Granby et ses policiers s'échangent les mises en demeure

À l'instar de milliers d'autres employés municipaux de la province, les policiers de Granby ont entrepris de manifester contre le projet de loi 3 sur les régimes de retraite. Mais la Ville n'a pas apprécié certains gestes posés. Et cela a donné lieu à l'échange de mises en demeure de part et d'autre.

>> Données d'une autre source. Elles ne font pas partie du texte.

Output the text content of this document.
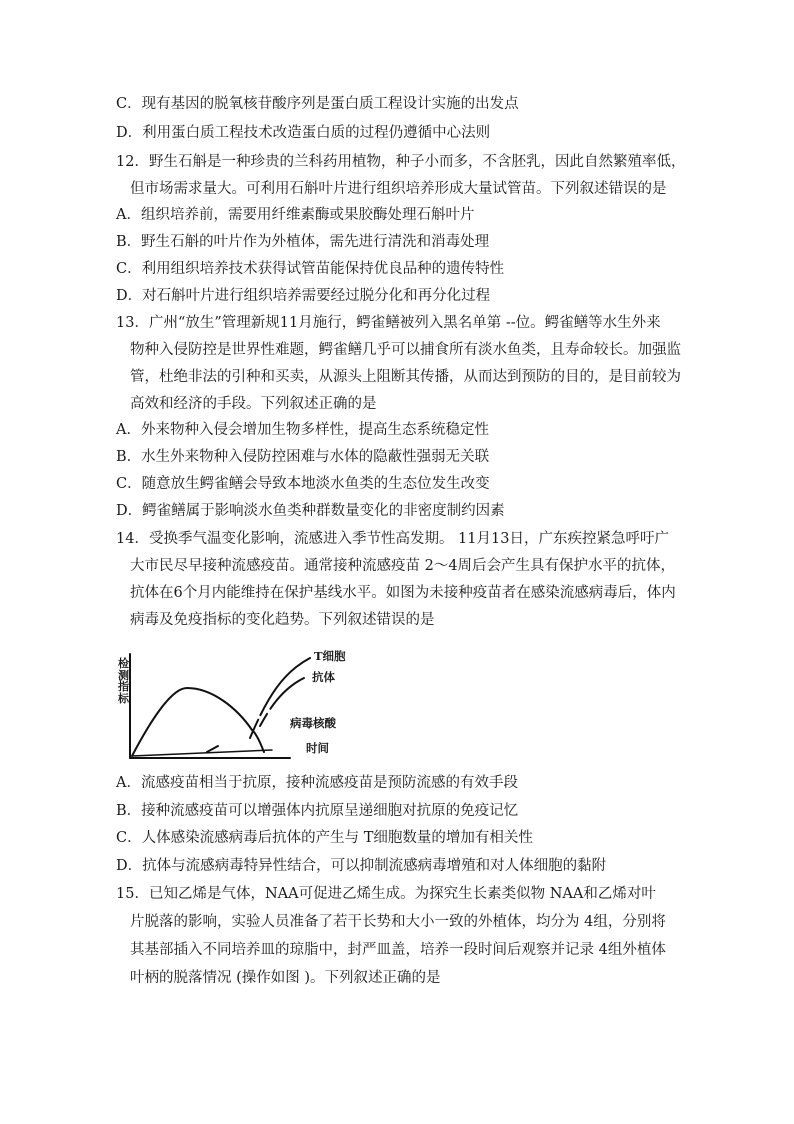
C．现有基因的脱氧核苷酸序列是蛋白质工程设计实施的出发点
D．利用蛋白质工程技术改造蛋白质的过程仍遵循中心法则
12．野生石斛是一种珍贵的兰科药用植物，种子小而多，不含胚乳，因此自然繁殖率低，
但市场需求量大。可利用石斛叶片进行组织培养形成大量试管苗。下列叙述错误的是
A．组织培养前，需要用纤维素酶或果胶酶处理石斛叶片
B．野生石斛的叶片作为外植体，需先进行清洗和消毒处理
C．利用组织培养技术获得试管苗能保持优良品种的遗传特性
D．对石斛叶片进行组织培养需要经过脱分化和再分化过程
13．广州“放生”管理新规11月施行，鳄雀鳝被列入黑名单第 --位。鳄雀鳝等水生外来
物种入侵防控是世界性难题，鳄雀鳝几乎可以捕食所有淡水鱼类，且寿命较长。加强监
管，杜绝非法的引种和买卖，从源头上阻断其传播，从而达到预防的目的，是目前较为
高效和经济的手段。下列叙述正确的是
A．外来物种入侵会增加生物多样性，提高生态系统稳定性
B．水生外来物种入侵防控困难与水体的隐蔽性强弱无关联
C．随意放生鳄雀鳝会导致本地淡水鱼类的生态位发生改变
D．鳄雀鳝属于影响淡水鱼类种群数量变化的非密度制约因素
14．受换季气温变化影响，流感进入季节性高发期。 11月13日，广东疾控紧急呼吁广
大市民尽早接种流感疫苗。通常接种流感疫苗 2～4周后会产生具有保护水平的抗体，
抗体在6个月内能维持在保护基线水平。如图为未接种疫苗者在感染流感病毒后，体内
病毒及免疫指标的变化趋势。下列叙述错误的是
A．流感疫苗相当于抗原，接种流感疫苗是预防流感的有效手段
B．接种流感疫苗可以增强体内抗原呈递细胞对抗原的免疫记忆
C．人体感染流感病毒后抗体的产生与 T细胞数量的增加有相关性
D．抗体与流感病毒特异性结合，可以抑制流感病毒增殖和对人体细胞的黏附
15．已知乙烯是气体，NAA可促进乙烯生成。为探究生长素类似物 NAA和乙烯对叶
片脱落的影响，实验人员准备了若干长势和大小一致的外植体，均分为 4组，分别将
其基部插入不同培养皿的琼脂中，封严皿盖，培养一段时间后观察并记录 4组外植体
叶柄的脱落情况 (操作如图 )。下列叙述正确的是
检测指标
T细胞
抗体
病毒核酸
时间
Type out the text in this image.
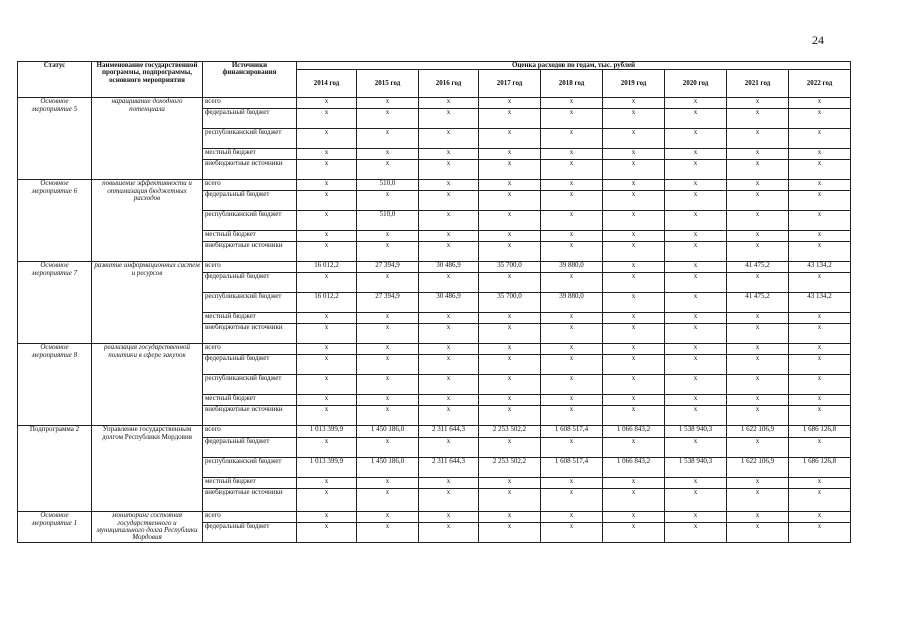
24
Статус	Наименование государственной программы, подпрограммы, основного мероприятия	Источники финансирования	Оценка расходов по годам, тыс. рублей								
			2014 год	2015 год	2016 год	2017 год	2018 год	2019 год	2020 год	2021 год	2022 год
Основное мероприятие 5	наращивание доходного потенциала	всего	x	x	x	x	x	x	x	x	x
		федеральный бюджет	x	x	x	x	x	x	x	x	x
		республиканский бюджет	x	x	x	x	x	x	x	x	x
		местный бюджет	x	x	x	x	x	x	x	x	x
		внебюджетные источники	x	x	x	x	x	x	x	x	x
Основное мероприятие 6	повышение эффективности и оптимизация бюджетных расходов	всего	x	510,0	x	x	x	x	x	x	x
		федеральный бюджет	x	x	x	x	x	x	x	x	x
		республиканский бюджет	x	510,0	x	x	x	x	x	x	x
		местный бюджет	x	x	x	x	x	x	x	x	x
		внебюджетные источники	x	x	x	x	x	x	x	x	x
Основное мероприятие 7	развитие информационных систем и ресурсов	всего	16 012,2	27 394,9	30 486,9	35 700,0	39 880,0	x	x	41 475,2	43 134,2
		федеральный бюджет	x	x	x	x	x	x	x	x	x
		республиканский бюджет	16 012,2	27 394,9	30 486,9	35 700,0	39 880,0	x	x	41 475,2	43 134,2
		местный бюджет	x	x	x	x	x	x	x	x	x
		внебюджетные источники	x	x	x	x	x	x	x	x	x
Основное мероприятие 8	реализация государственной политики в сфере закупок	всего	x	x	x	x	x	x	x	x	x
		федеральный бюджет	x	x	x	x	x	x	x	x	x
		республиканский бюджет	x	x	x	x	x	x	x	x	x
		местный бюджет	x	x	x	x	x	x	x	x	x
		внебюджетные источники	x	x	x	x	x	x	x	x	x
Подпрограмма 2	Управление государственным долгом Республики Мордовия	всего	1 013 399,9	1 450 186,0	2 311 644,3	2 253 502,2	1 608 517,4	1 066 843,2	1 538 940,3	1 622 106,9	1 686 126,8
		федеральный бюджет	x	x	x	x	x	x	x	x	x
		республиканский бюджет	1 013 399,9	1 450 186,0	2 311 644,3	2 253 502,2	1 608 517,4	1 066 843,2	1 538 940,3	1 622 106,9	1 686 126,8
		местный бюджет	x	x	x	x	x	x	x	x	x
		внебюджетные источники	x	x	x	x	x	x	x	x	x
Основное мероприятие 1	мониторинг состояния государственного и муниципального долга Республики Мордовия	всего	x	x	x	x	x	x	x	x	x
		федеральный бюджет	x	x	x	x	x	x	x	x	x
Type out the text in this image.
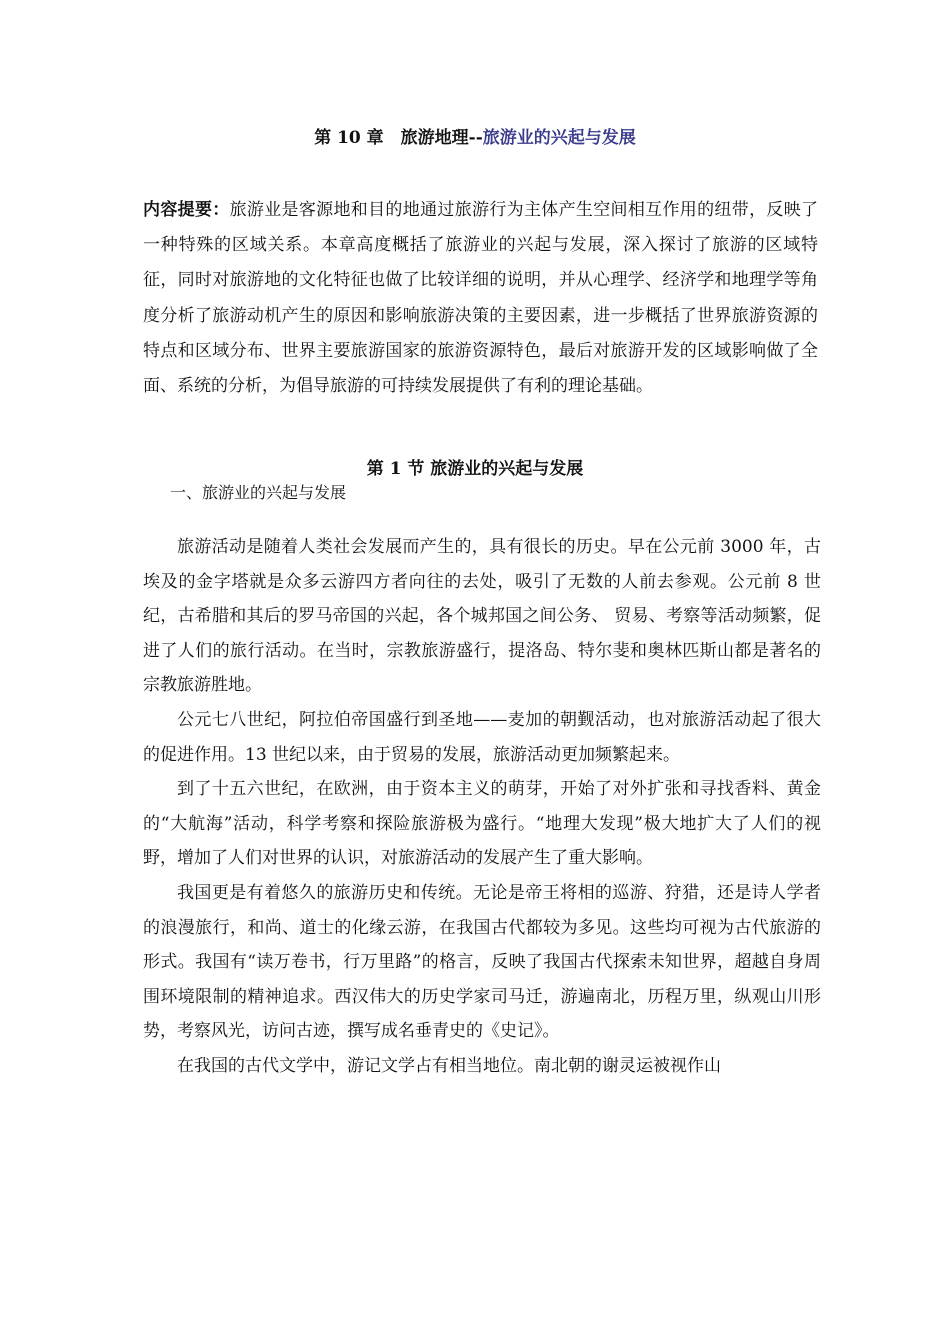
第 10 章　旅游地理--旅游业的兴起与发展
内容提要：旅游业是客源地和目的地通过旅游行为主体产生空间相互作用的纽带，反映了一种特殊的区域关系。本章高度概括了旅游业的兴起与发展，深入探讨了旅游的区域特征，同时对旅游地的文化特征也做了比较详细的说明，并从心理学、经济学和地理学等角度分析了旅游动机产生的原因和影响旅游决策的主要因素，进一步概括了世界旅游资源的特点和区域分布、世界主要旅游国家的旅游资源特色，最后对旅游开发的区域影响做了全面、系统的分析，为倡导旅游的可持续发展提供了有利的理论基础。
第 1 节 旅游业的兴起与发展
一、旅游业的兴起与发展

旅游活动是随着人类社会发展而产生的，具有很长的历史。早在公元前 3000 年，古埃及的金字塔就是众多云游四方者向往的去处，吸引了无数的人前去参观。公元前 8 世纪，古希腊和其后的罗马帝国的兴起，各个城邦国之间公务、 贸易、考察等活动频繁，促进了人们的旅行活动。在当时，宗教旅游盛行，提洛岛、特尔斐和奥林匹斯山都是著名的宗教旅游胜地。

公元七八世纪，阿拉伯帝国盛行到圣地——麦加的朝觐活动，也对旅游活动起了很大的促进作用。13 世纪以来，由于贸易的发展，旅游活动更加频繁起来。

到了十五六世纪，在欧洲，由于资本主义的萌芽，开始了对外扩张和寻找香料、黄金的“大航海”活动，科学考察和探险旅游极为盛行。“地理大发现”极大地扩大了人们的视野，增加了人们对世界的认识，对旅游活动的发展产生了重大影响。

我国更是有着悠久的旅游历史和传统。无论是帝王将相的巡游、狩猎，还是诗人学者的浪漫旅行，和尚、道士的化缘云游，在我国古代都较为多见。这些均可视为古代旅游的形式。我国有“读万卷书，行万里路”的格言，反映了我国古代探索未知世界，超越自身周围环境限制的精神追求。西汉伟大的历史学家司马迁，游遍南北，历程万里，纵观山川形势，考察风光，访问古迹，撰写成名垂青史的《史记》。

在我国的古代文学中，游记文学占有相当地位。南北朝的谢灵运被视作山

Dans le cadre de ces «moyens de sensibilisation», les policiers en service portent des jeans ou des pantalons de camouflage, a expliqué hier le président de la Fraternité des policiers et policières de Granby, Louis Carbonneau. Des collants de la Coalition pour une libre négociation ornent également leur veste pare-balles ou leur chemise. Mais ce que la Ville n'a particulièrement pas apprécié, ce sont les autocollants appliqués sur les auto-patrouilles (voir autre texte).
«On les a mis le 16 juillet. Et rapidement, on a eu une mise en demeure de la Ville pour qu'on les enlève. On n'a pas obtempéré parce qu'on considère que c'est un droit garanti par la Charte des droits de manifester et de s'exprimer», fait valoir M. Carbonneau.
Selon lui, l'opération a été effectuée «avec civilité» et sans que les véhicules soient «tapissés» comme dans d'autres services de police. Mais cela n'a visiblement pas plu à la Ville. Elle a retiré les autocollants le 21 juillet. Et a fait suivre la facture à la Fraternité. Ce à quoi cette dernière a riposté à son tour par une mise en demeure. «On a remis les autocollants le 26. Et la Ville les a fait enlever le 27 et nous a encore envoyé la facture», affirme le président de la Fraternité des policiers et policières de Granby.